Introduction: Document Design and Rhetoric

     What is Document Design? The designing of a document is crucial for presenting information to a large group of people effectively. Document design is a more specialized approach to information design. Information design is a way to take large amounts of complex materials and present to a large group of audiences (Kimball 3). While the study of document design might be associated with more modern times, the practices have been around for centuries. As a person needed to communicate information with another human being, forms of words have been used dating back to hieroglyphics.

     Focusing on the Hearl Maxwell collection that is based in the early 20th century, there are a lot of document design principles that were in place when conducting information between men and the mining unions involving mining in Southeast Kansas. Documents were drawn up in the form of contracts by unions to give the best possible information to the mining community in case of accidents. Letters and follow up letters were used as a form of communication between the union members from the local chapter to the national chapter regarding incidents that happened throughout the mining community. Using a broader aspect to examine these letters and contracts between the members of the mining community, we can use Robin Williams's document design practice of Contrast, Repetition, Alignment, and Proximity (CRAP) to focus on the working-class rhetoric and the educational levels of the individuals involved.

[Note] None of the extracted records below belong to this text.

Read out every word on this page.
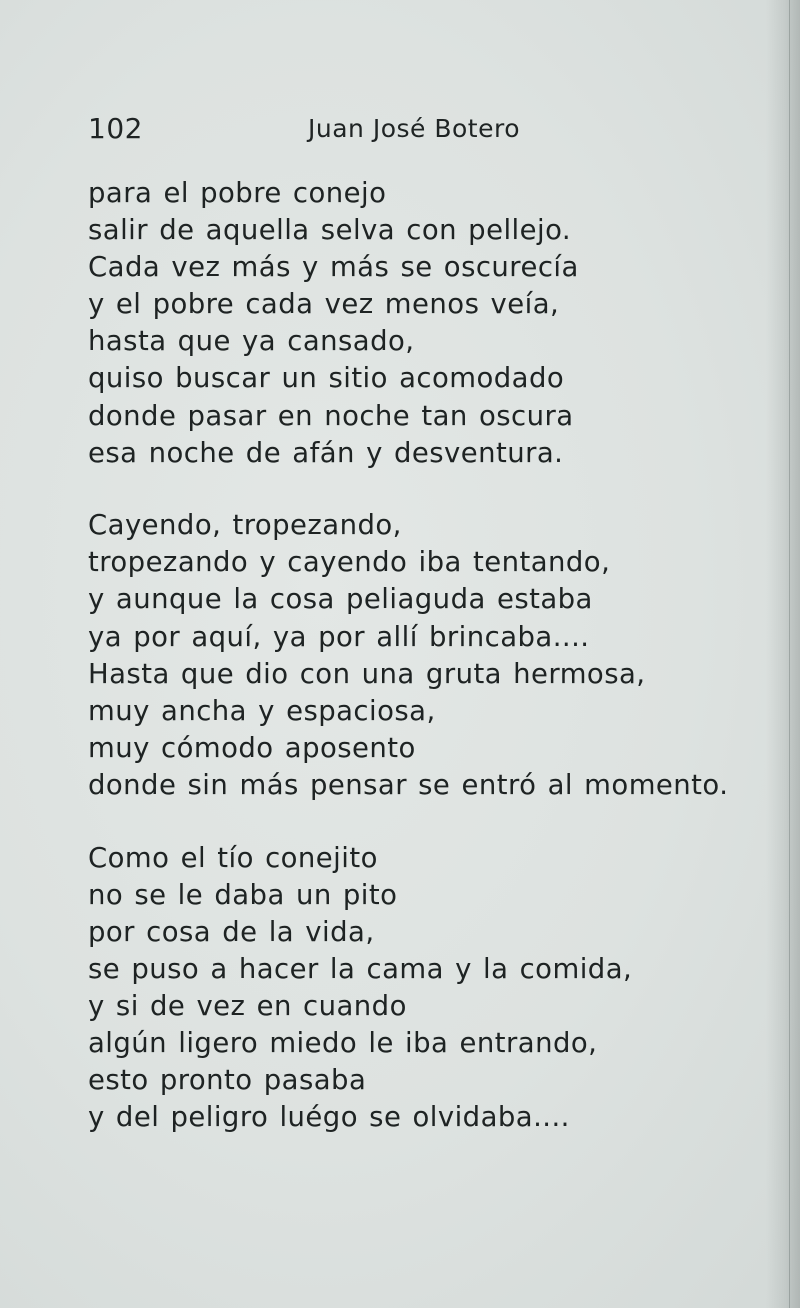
102	Juan José Botero
para el pobre conejo
salir de aquella selva con pellejo.
Cada vez más y más se oscurecía
y el pobre cada vez menos veía,
hasta que ya cansado,
quiso buscar un sitio acomodado
donde pasar en noche tan oscura
esa noche de afán y desventura.
Cayendo, tropezando,
tropezando y cayendo iba tentando,
y aunque la cosa peliaguda estaba
ya por aquí, ya por allí brincaba....
Hasta que dio con una gruta hermosa,
muy ancha y espaciosa,
muy cómodo aposento
donde sin más pensar se entró al momento.
Como el tío conejito
no se le daba un pito
por cosa de la vida,
se puso a hacer la cama y la comida,
y si de vez en cuando
algún ligero miedo le iba entrando,
esto pronto pasaba
y del peligro luégo se olvidaba....
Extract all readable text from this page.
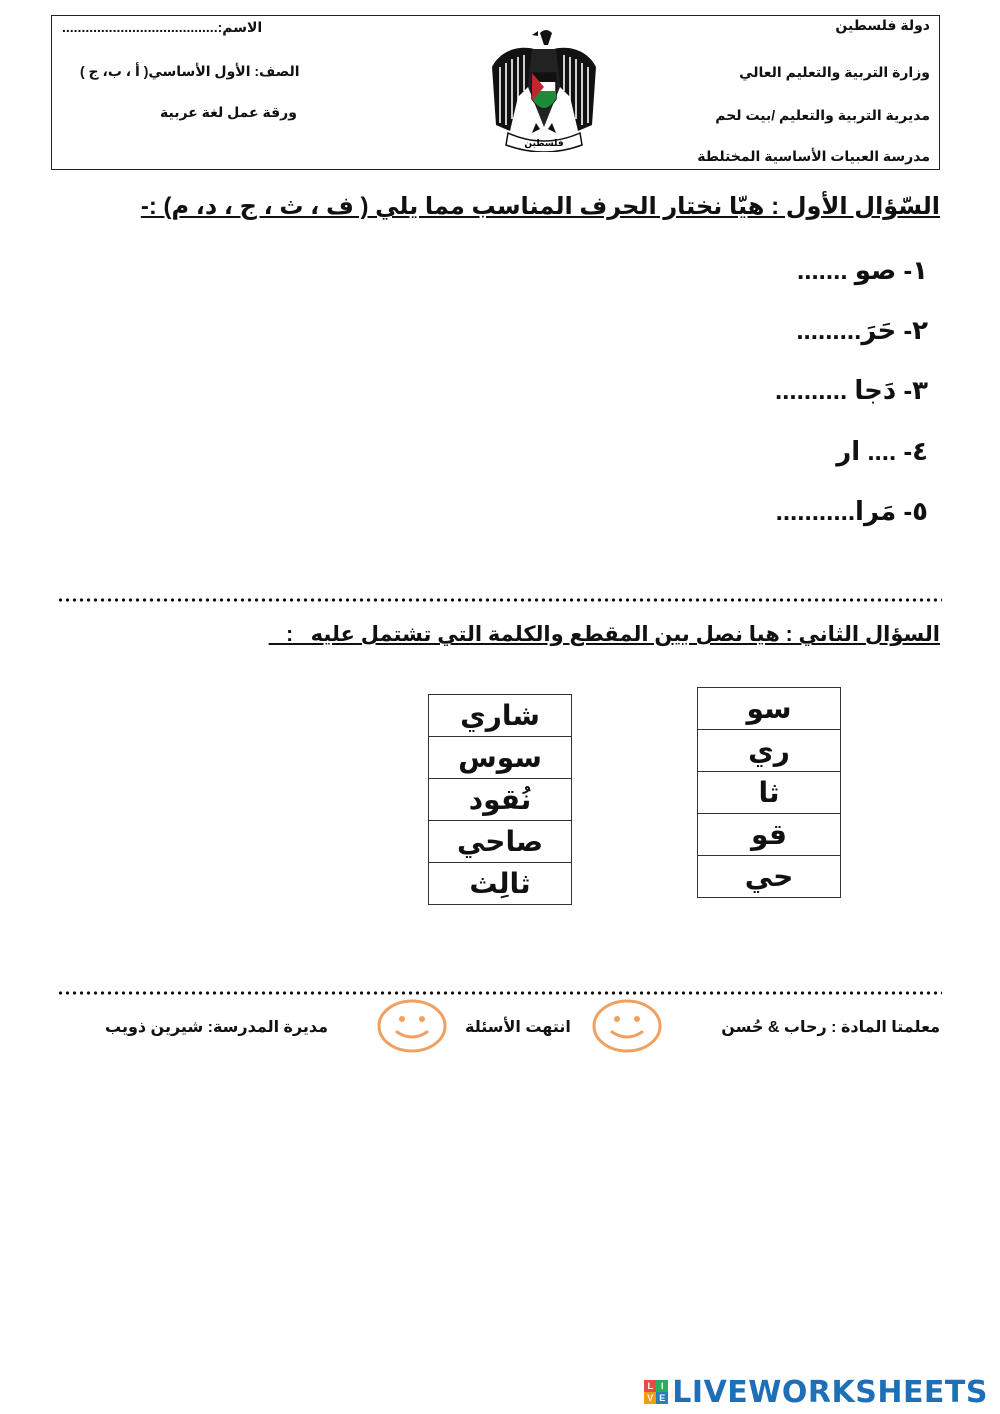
دولة فلسطين
وزارة التربية والتعليم العالي
مديرية التربية والتعليم /بيت لحم
مدرسة العبيات الأساسية المختلطة
الاسم:........................................
الصف: الأول الأساسي( أ ، ب، ج )
ورقة عمل لغة عربية
فلسطين
السّؤال الأول : هيّا نختار الحرف المناسب مما يلي ( ف ، ث ، ج ، د، م) :-
١- صو .......
٢- حَرَ.........
٣- دَجا ..........
٤- .... ار
٥- مَرا...........
السؤال الثاني : هيا نصل بين المقطع والكلمة التي تشتمل عليه   :
سو
ري
ثا
قو
حي
شاري
سوس
نُقود
صاحي
ثالِث
معلمتا المادة : رحاب & حُسن
انتهت الأسئلة
مديرة المدرسة: شيرين ذويب
L I
V E LIVEWORKSHEETS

     What is Rhetoric? “Rhetoric is the art of using language for persuasion, in speaking or writing; especially in orating,” (Cuddon 794). As an author writes information as a way to entice people to follow what is being said or done, the writer works on playing with emotions of people, or their ethos. Writers may use a specific style or dialect depending on the group they are writing to.
This is where the two different “dialects” come into play, working-class rhetoric versus professional rhetoric. What is the difference? William DeGenaro describes working-class rhetorics as “rhetorics [that] appropriate the histories of rhetorics for a social and political program; that is, confronting the elitism that has characterized educational, political, and civic institutions throughout the Western traditions,” (DeGenaro 6). Tim Peebles defines “professional writing as organizationally situated authorship, which narrows the field to writing done within organizational contexts of some form,” (Peebles 6). While professional writing typically use a form of organizational skills for the creation of the document, working-class rhetoric deals more with the class struggles presented in written documents.

     Reading an educational document on Coal-Mine Ventilation, it is easy for a reader to see the rhetoric is geared more toward the professional rhetoric. The context is narrowed down to the coal mining organization and educating workers on how to properly ventilate a coal mine, but what about a letter? In a letter dated June 20, 1924 from William Green to Hearl Maxwell regarding acknowledgement of joining a local labor union, the salutation and closing are more of a working-class rhetoric. The salutation is “Dear sir or brother” and the closing is “Fraternally yours.” Their writing revolves around the brotherhood seen each other.

     Through the help of the Hearl Maxwell collection of documents, we’re going to further explore the rhetorical figures in the 20th century through document design and education of the mining workers in Southeast Kansas and the mine working unions.